USES AND DISCLOSURES:
TREATMENT: Your child's health information may be used by staff members or disclosed to other health care professionals for the purpose of evaluating the child's health, diagnosing medical conditions, and providing treatment. For example, results of laboratory test and procedures will be available in the child's medical record to all health professional who may provide treatment or who may be consulted by staff members.
PAYMENT: Your child's health information may be used to seek payment from your health plan, from other sources of coverage, such as automobile insurers, or from credit card companies that you may use to pay for services. For example, your health plan may request and receive information on dates of service, the services provided, and the medical condition being treated.
HEALTH CARE OPERATIONS: Your child's health information may be used as necessary to support the day-to-day activities and management of Clinical Pediatric Associates of Irving and Las Colinas, PA d.b.a. Clinical Pediatric Associates of North Texas(CPANT For example, information on the services your child received may be used to support budgeting and financial reporting and to evaluate and promote quality for which you may receive surveys via email.

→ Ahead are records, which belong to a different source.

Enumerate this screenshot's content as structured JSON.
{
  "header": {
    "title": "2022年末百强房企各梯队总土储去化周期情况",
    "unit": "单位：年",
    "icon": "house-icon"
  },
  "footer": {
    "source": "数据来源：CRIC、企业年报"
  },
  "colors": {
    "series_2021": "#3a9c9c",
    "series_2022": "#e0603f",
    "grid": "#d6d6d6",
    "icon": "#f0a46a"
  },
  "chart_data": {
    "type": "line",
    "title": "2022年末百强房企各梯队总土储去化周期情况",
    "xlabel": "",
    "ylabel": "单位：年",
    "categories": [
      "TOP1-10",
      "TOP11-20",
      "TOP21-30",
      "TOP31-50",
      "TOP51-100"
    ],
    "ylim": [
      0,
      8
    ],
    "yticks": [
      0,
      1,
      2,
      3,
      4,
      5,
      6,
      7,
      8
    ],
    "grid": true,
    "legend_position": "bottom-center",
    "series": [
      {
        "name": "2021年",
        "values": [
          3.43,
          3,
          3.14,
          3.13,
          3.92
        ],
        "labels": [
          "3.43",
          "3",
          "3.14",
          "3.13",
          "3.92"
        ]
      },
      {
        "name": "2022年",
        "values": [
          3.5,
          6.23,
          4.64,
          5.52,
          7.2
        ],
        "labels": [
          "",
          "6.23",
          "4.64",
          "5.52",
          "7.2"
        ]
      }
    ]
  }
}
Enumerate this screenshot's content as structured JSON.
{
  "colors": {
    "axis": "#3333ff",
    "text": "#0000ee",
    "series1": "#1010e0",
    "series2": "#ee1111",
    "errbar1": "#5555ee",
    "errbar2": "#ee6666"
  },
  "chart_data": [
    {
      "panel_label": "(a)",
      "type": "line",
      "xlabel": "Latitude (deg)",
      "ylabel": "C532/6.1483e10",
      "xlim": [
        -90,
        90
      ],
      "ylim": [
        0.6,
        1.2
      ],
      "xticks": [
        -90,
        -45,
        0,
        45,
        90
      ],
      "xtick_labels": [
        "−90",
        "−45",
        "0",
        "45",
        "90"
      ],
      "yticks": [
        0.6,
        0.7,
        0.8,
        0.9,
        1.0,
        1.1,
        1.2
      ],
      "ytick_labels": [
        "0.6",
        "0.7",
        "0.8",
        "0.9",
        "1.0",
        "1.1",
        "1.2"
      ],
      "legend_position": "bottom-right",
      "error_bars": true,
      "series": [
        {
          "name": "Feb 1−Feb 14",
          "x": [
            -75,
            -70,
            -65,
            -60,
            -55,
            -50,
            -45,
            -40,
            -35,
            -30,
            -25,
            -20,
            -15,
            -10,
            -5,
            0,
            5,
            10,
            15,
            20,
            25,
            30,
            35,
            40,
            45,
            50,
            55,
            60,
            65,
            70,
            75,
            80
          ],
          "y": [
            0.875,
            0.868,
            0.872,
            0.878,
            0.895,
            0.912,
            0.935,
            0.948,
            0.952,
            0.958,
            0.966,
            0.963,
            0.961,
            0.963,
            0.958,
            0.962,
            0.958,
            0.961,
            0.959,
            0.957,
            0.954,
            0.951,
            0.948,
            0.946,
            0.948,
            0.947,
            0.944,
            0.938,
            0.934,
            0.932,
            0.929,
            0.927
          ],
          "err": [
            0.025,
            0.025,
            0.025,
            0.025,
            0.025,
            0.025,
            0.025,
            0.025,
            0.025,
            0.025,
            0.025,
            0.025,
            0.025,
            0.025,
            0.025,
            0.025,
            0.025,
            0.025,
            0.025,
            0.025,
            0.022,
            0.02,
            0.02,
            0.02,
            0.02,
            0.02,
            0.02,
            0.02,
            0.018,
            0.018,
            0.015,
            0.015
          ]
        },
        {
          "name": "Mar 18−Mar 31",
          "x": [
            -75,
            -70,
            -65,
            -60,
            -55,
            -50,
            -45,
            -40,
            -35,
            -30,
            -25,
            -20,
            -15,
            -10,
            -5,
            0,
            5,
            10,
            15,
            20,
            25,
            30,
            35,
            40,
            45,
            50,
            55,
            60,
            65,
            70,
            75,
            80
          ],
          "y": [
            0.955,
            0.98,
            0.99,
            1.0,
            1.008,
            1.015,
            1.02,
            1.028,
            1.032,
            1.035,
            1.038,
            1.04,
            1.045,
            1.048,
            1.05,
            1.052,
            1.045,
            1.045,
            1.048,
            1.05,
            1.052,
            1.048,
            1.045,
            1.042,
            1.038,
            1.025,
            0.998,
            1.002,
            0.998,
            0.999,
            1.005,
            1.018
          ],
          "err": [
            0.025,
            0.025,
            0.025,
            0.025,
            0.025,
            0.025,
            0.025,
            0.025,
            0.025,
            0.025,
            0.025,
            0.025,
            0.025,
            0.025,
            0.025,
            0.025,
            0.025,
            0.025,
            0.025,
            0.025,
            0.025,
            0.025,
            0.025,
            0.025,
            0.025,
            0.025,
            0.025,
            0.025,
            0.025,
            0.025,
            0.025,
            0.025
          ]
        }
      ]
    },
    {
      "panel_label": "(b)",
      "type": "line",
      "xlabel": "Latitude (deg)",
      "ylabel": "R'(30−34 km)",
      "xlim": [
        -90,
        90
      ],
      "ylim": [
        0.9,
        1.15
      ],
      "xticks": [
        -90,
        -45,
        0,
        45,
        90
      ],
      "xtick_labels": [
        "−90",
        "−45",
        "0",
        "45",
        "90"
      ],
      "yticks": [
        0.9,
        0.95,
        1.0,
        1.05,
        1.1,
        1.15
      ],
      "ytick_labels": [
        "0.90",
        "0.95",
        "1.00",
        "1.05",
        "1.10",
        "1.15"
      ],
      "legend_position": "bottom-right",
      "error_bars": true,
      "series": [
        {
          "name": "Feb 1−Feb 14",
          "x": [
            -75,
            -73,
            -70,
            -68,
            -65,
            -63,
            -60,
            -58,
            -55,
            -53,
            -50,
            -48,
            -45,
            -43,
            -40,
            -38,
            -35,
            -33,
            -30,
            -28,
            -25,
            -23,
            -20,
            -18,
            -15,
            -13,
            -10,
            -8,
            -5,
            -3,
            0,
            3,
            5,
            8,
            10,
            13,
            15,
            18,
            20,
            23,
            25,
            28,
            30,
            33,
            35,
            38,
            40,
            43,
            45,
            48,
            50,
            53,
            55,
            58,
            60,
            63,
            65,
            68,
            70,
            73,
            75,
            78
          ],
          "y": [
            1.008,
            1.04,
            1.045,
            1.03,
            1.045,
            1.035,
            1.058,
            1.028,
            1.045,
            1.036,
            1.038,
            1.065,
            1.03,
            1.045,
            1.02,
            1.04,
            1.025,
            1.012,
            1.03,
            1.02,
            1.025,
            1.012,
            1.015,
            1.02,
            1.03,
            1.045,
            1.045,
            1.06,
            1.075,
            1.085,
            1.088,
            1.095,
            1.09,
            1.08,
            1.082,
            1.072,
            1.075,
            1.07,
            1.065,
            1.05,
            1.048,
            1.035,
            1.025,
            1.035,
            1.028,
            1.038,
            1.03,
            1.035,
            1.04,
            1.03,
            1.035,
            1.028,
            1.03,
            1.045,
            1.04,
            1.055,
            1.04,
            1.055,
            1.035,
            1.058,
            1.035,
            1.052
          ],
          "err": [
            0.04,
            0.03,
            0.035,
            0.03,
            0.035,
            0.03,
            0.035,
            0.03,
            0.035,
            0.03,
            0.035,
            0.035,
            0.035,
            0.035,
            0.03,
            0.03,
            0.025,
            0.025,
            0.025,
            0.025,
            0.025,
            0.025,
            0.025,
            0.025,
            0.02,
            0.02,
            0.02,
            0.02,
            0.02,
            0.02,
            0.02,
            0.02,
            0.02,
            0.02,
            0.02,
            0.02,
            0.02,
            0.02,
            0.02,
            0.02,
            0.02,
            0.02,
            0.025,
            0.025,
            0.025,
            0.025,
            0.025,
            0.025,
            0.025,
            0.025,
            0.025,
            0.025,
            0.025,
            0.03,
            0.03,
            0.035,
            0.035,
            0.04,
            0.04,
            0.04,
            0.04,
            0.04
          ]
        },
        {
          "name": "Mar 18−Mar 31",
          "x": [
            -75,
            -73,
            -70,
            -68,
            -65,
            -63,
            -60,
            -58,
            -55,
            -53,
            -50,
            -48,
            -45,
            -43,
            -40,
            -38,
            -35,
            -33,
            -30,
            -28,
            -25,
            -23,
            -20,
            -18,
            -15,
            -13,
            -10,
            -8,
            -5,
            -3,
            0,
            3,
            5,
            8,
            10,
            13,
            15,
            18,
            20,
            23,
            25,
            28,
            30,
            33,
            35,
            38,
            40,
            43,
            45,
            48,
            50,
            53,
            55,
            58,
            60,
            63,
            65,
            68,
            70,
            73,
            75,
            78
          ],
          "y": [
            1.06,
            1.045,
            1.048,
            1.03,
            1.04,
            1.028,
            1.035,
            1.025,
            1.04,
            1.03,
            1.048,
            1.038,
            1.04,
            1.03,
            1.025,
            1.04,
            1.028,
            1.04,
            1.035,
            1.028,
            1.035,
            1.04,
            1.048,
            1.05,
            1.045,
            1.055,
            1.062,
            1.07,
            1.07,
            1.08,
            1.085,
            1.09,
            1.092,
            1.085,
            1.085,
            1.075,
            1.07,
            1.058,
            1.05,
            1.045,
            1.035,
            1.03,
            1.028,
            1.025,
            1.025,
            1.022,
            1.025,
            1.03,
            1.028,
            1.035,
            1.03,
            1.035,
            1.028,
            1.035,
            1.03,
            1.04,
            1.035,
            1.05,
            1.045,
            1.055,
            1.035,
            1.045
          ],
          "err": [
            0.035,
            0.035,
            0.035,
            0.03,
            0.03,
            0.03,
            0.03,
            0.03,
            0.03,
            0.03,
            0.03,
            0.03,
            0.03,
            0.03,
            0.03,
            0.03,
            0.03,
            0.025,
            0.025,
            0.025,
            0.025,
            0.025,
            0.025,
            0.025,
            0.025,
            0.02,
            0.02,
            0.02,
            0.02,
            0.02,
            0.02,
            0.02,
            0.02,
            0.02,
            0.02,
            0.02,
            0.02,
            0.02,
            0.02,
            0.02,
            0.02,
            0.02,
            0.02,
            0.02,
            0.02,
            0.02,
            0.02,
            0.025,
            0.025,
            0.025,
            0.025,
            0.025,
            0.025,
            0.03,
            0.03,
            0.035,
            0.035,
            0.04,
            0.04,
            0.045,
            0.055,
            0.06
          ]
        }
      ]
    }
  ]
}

LAW ENFORCEMENT: Your child's health information may be disclosed to law enforcement agencies to support government audits and inspections, to facilitate law enforcement investigations, and to comply with government-mandated departments.
PUBLIC HEALTH REPORTING: Your child's health information may be disclosed to government and public health agencies as required by law. For example, we are required to report certain communicable diseases to the state's public health department.

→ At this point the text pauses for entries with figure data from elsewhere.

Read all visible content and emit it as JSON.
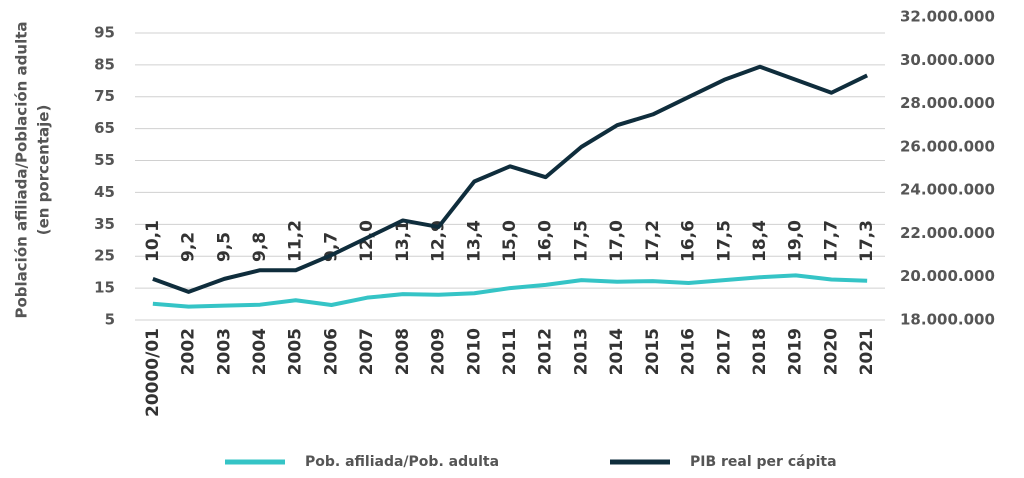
{
  "chart_data": {
    "type": "line",
    "y_label": [
      "Población afiliada/Población adulta",
      "(en porcentaje)"
    ],
    "categories": [
      "20000/01",
      "2002",
      "2003",
      "2004",
      "2005",
      "2006",
      "2007",
      "2008",
      "2009",
      "2010",
      "2011",
      "2012",
      "2013",
      "2014",
      "2015",
      "2016",
      "2017",
      "2018",
      "2019",
      "2020",
      "2021"
    ],
    "series": [
      {
        "name": "Pob. afiliada/Pob. adulta",
        "color": "#35c4c6",
        "axis": "y",
        "values": [
          10.1,
          9.2,
          9.5,
          9.8,
          11.2,
          9.7,
          12.0,
          13.1,
          12.9,
          13.4,
          15.0,
          16.0,
          17.5,
          17.0,
          17.2,
          16.6,
          17.5,
          18.4,
          19.0,
          17.7,
          17.3
        ],
        "value_labels": [
          "10,1",
          "9,2",
          "9,5",
          "9,8",
          "11,2",
          "9,7",
          "12,0",
          "13,1",
          "12,9",
          "13,4",
          "15,0",
          "16,0",
          "17,5",
          "17,0",
          "17,2",
          "16,6",
          "17,5",
          "18,4",
          "19,0",
          "17,7",
          "17,3"
        ]
      },
      {
        "name": "PIB real per cápita",
        "color": "#0f2d3c",
        "axis": "y2",
        "values": [
          19900000,
          19300000,
          19900000,
          20300000,
          20300000,
          21000000,
          21800000,
          22600000,
          22300000,
          24400000,
          25100000,
          24600000,
          26000000,
          27000000,
          27500000,
          28300000,
          29100000,
          29700000,
          29100000,
          28500000,
          29300000
        ]
      }
    ],
    "ylim": [
      5,
      100
    ],
    "yticks": [
      5,
      15,
      25,
      35,
      45,
      55,
      65,
      75,
      85,
      95
    ],
    "y2lim": [
      18000000,
      32000000
    ],
    "y2ticks": [
      {
        "value": 18000000,
        "label": "18.000.000"
      },
      {
        "value": 20000000,
        "label": "20.000.000"
      },
      {
        "value": 22000000,
        "label": "22.000.000"
      },
      {
        "value": 24000000,
        "label": "24.000.000"
      },
      {
        "value": 26000000,
        "label": "26.000.000"
      },
      {
        "value": 28000000,
        "label": "28.000.000"
      },
      {
        "value": 30000000,
        "label": "30.000.000"
      },
      {
        "value": 32000000,
        "label": "32.000.000"
      }
    ],
    "grid": true
  }
}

OTHER DISCLOSURES: Other uses and disclosures require your authorization. Disclosure of a child's health information or its use for any purpose other than those listed above requires the written authorization of the child's parent or legal guardian. If the parent/guardian changes their mind after authorizing a use or disclosure of the child's information, they may submit a written revocation of the authorization. However, the decision to revoke the authorization will not affect or undo any use of the disclosure of information that occurred prior to the notification of the decision to revoke the authorization.
WRITTEN AUTHORIZATIONS: You may give written authorization to disclose your child's medical information under circumstances that have not been previously disclosed. You may also revoke that authorization in writing at any time. However, CPANT cannot take back any disclosures already made under that authorization.

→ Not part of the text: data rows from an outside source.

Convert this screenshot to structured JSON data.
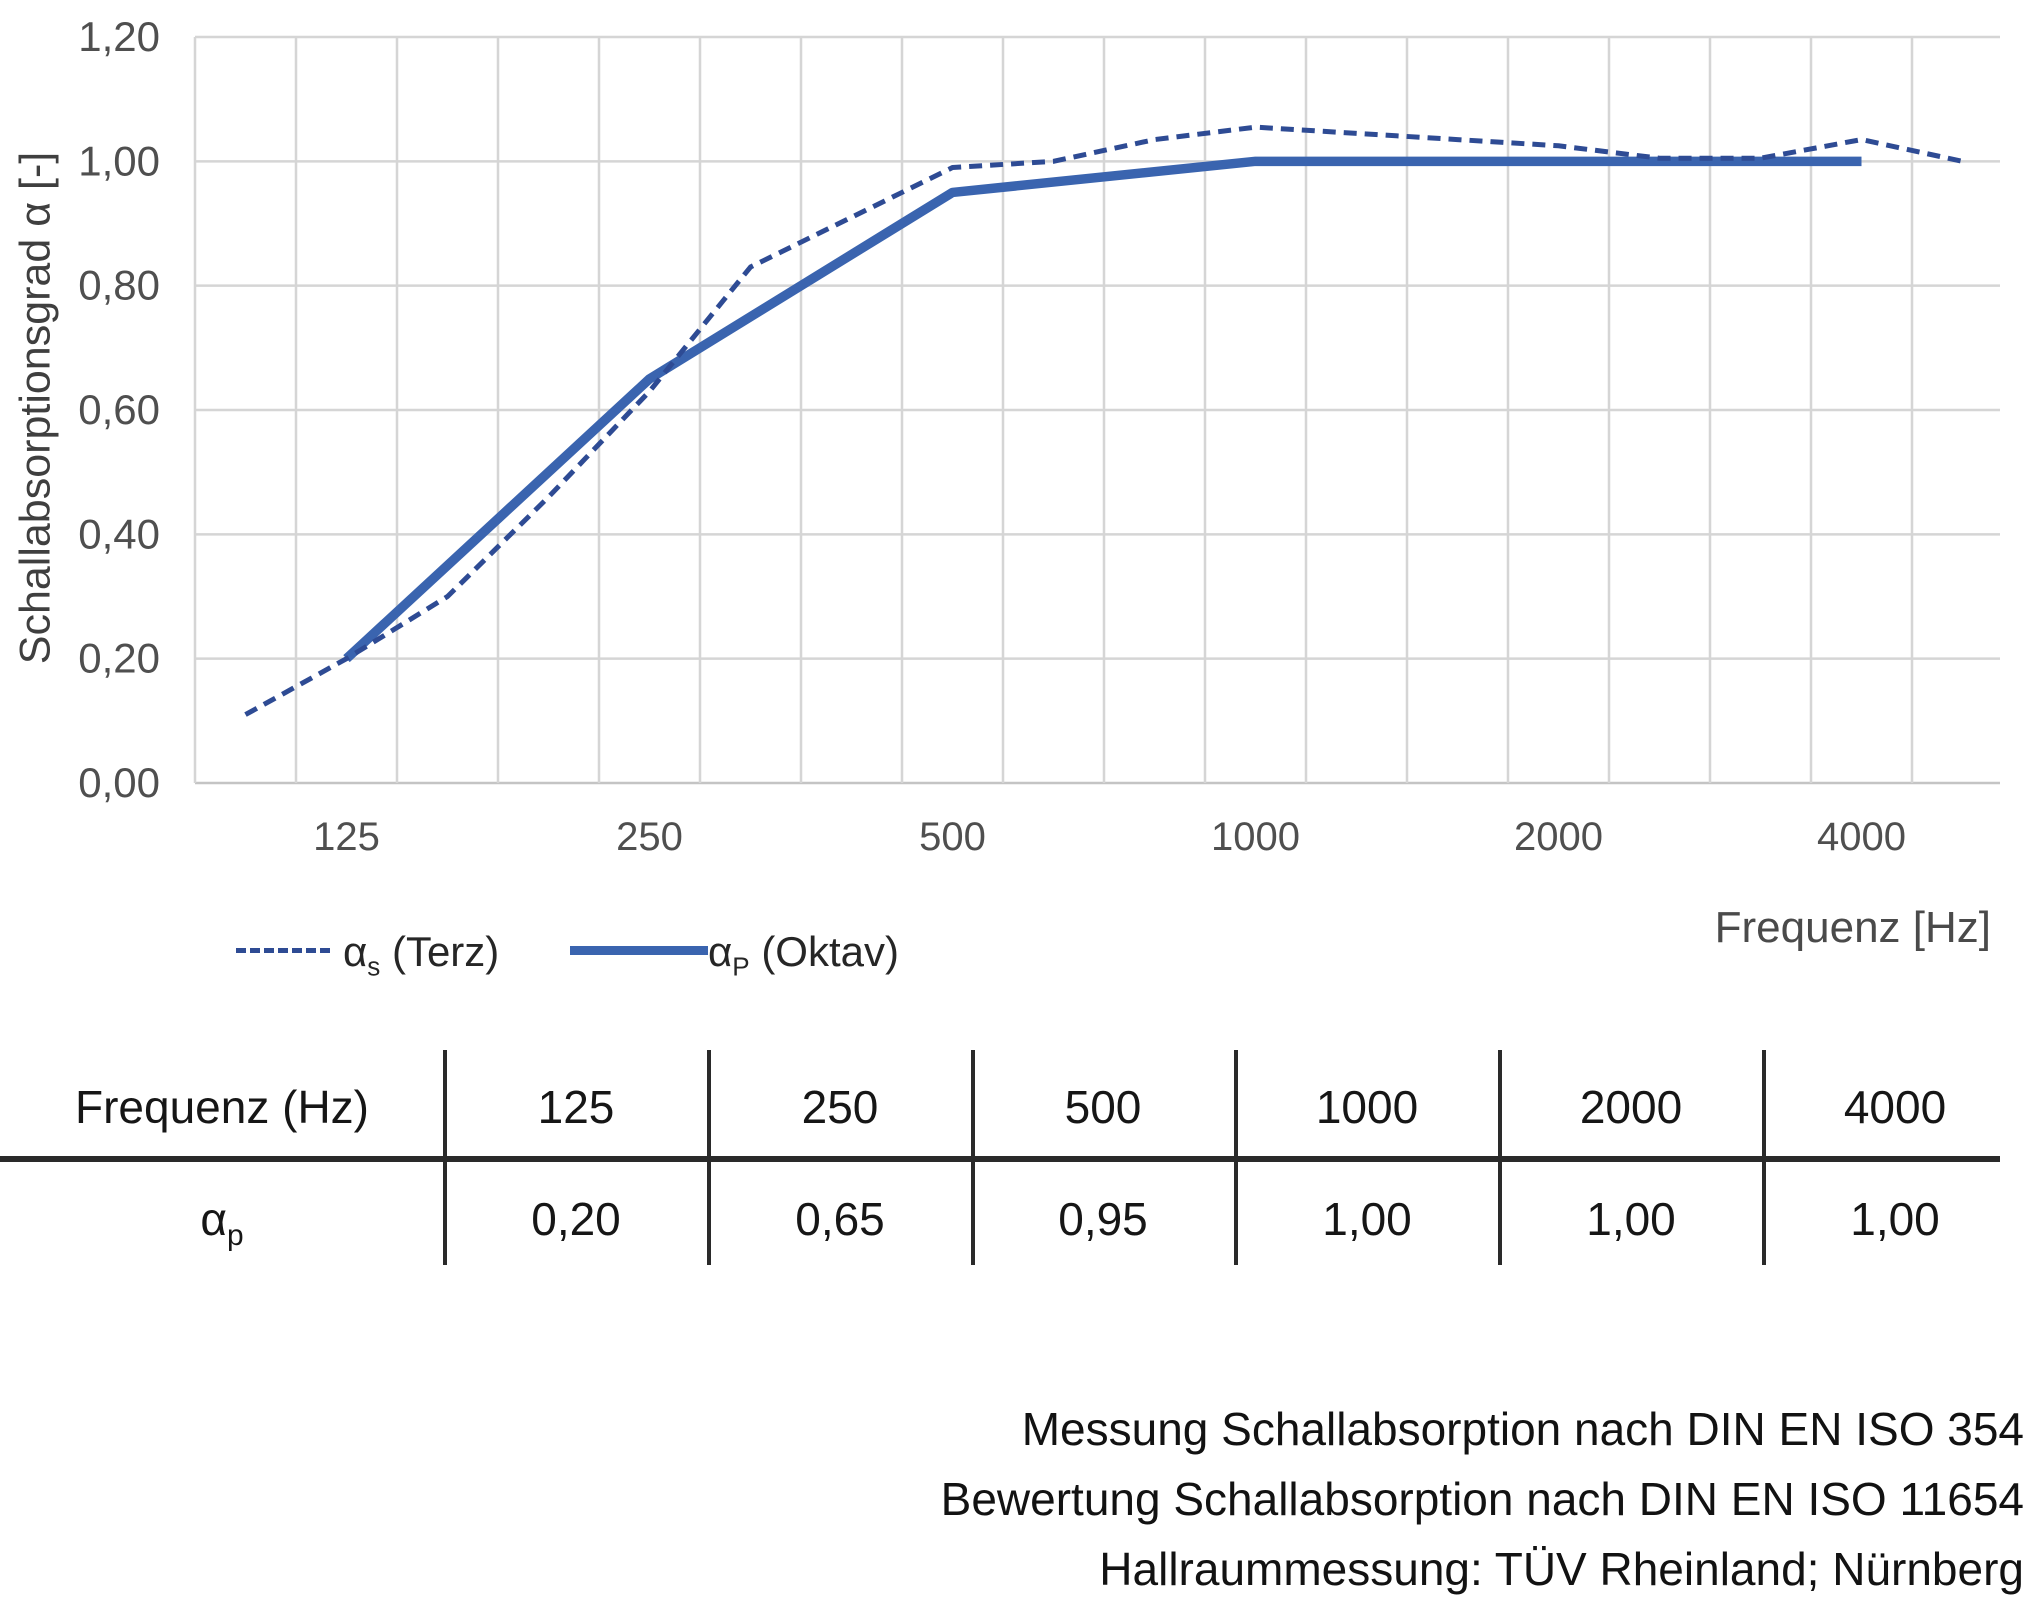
{
  "chart": {
    "y_axis": {
      "title": "Schallabsorptionsgrad α [-]",
      "tick_labels": [
        "1,20",
        "1,00",
        "0,80",
        "0,60",
        "0,40",
        "0,20",
        "0,00"
      ]
    },
    "x_axis": {
      "title": "Frequenz [Hz]",
      "tick_labels": [
        "125",
        "250",
        "500",
        "1000",
        "2000",
        "4000"
      ]
    },
    "legend": {
      "terz": {
        "symbol": "dashed-line",
        "base": "α",
        "sub": "s",
        "rest": " (Terz)"
      },
      "oktav": {
        "symbol": "solid-line",
        "base": "α",
        "sub": "P",
        "rest": " (Oktav)"
      }
    },
    "colors": {
      "terz_line": "#2E4B94",
      "oktav_line": "#3A64AF",
      "gridline": "#D5D5D5",
      "axis_line": "#C4C4C4",
      "tick_text": "#4F4F4F",
      "title_text": "#3F3F3F"
    }
  },
  "chart_data": {
    "type": "line",
    "xlabel": "Frequenz [Hz]",
    "ylabel": "Schallabsorptionsgrad α [-]",
    "x_scale": "third-octave-bands",
    "categories": [
      100,
      125,
      160,
      200,
      250,
      315,
      400,
      500,
      630,
      800,
      1000,
      1250,
      1600,
      2000,
      2500,
      3150,
      4000,
      5000
    ],
    "ylim": [
      0,
      1.2
    ],
    "y_tick_step": 0.2,
    "grid": true,
    "legend_position": "bottom-left",
    "series": [
      {
        "name": "αs (Terz)",
        "style": "dashed",
        "color": "#2E4B94",
        "x": [
          100,
          125,
          160,
          200,
          250,
          315,
          400,
          500,
          630,
          800,
          1000,
          1250,
          1600,
          2000,
          2500,
          3150,
          4000,
          5000
        ],
        "values": [
          0.11,
          0.2,
          0.3,
          0.46,
          0.63,
          0.83,
          0.91,
          0.99,
          1.0,
          1.035,
          1.055,
          1.045,
          1.035,
          1.025,
          1.005,
          1.005,
          1.035,
          1.0
        ]
      },
      {
        "name": "αP (Oktav)",
        "style": "solid",
        "color": "#3A64AF",
        "x": [
          125,
          250,
          500,
          1000,
          2000,
          4000
        ],
        "values": [
          0.2,
          0.65,
          0.95,
          1.0,
          1.0,
          1.0
        ]
      }
    ]
  },
  "table": {
    "header_label": "Frequenz (Hz)",
    "frequencies": [
      "125",
      "250",
      "500",
      "1000",
      "2000",
      "4000"
    ],
    "row_label_base": "α",
    "row_label_sub": "p",
    "values": [
      "0,20",
      "0,65",
      "0,95",
      "1,00",
      "1,00",
      "1,00"
    ]
  },
  "footer": {
    "lines": [
      "Messung Schallabsorption nach DIN EN ISO 354",
      "Bewertung Schallabsorption nach DIN EN ISO 11654",
      "Hallraummessung: TÜV Rheinland; Nürnberg"
    ]
  }
}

APPOINTMENT REMINDERS: Your child's health information may be used by our staff to send you appointment reminders.
INFORMATION ABOUT TREATMENTS: Your child's health information may be used to send you information that you may find interesting on the treatment and management of your child's medical condition. CPANT may also send you information describing other health-related products and services that we believe may interest you.
INDIVIDUAL RIGHTS
RESTRICTIONS: You have the right to request restrictions on the use and disclosure of your child's protected health information. Although CPANT is permitted to use and disclose medical information for treatment, payment, notification and health care operations; you, have the right to request limitations of use and disclosure. Your request must be in writing to CPANT contact person identified in this notice. You must (1) state the information you want to limit,(2) to whom you want the limit to apply (3) the special circumstances that support your request (4) if your request would impact payment, how payment would be handled. CPANT will give every consideration to your request.
CONFIDENTIAL COMMUNICATION: You have the right, in most cases, to request that CPANT communicate your child's medical information to you by a certain method or to a certain location (i.e. address You must make your request in writing to the CPANT contact person with the method and location desired. Your request must indicate why the usual disclosure methods would endanger your child.
INSPECT AND COPY: In most cases, you have the right to inspect and copy your child's medical information maintained by CPANT. You must make your request in writing to the contact person identified in this notice. Should you be granted access you may be charged a fee for copies of requested documents.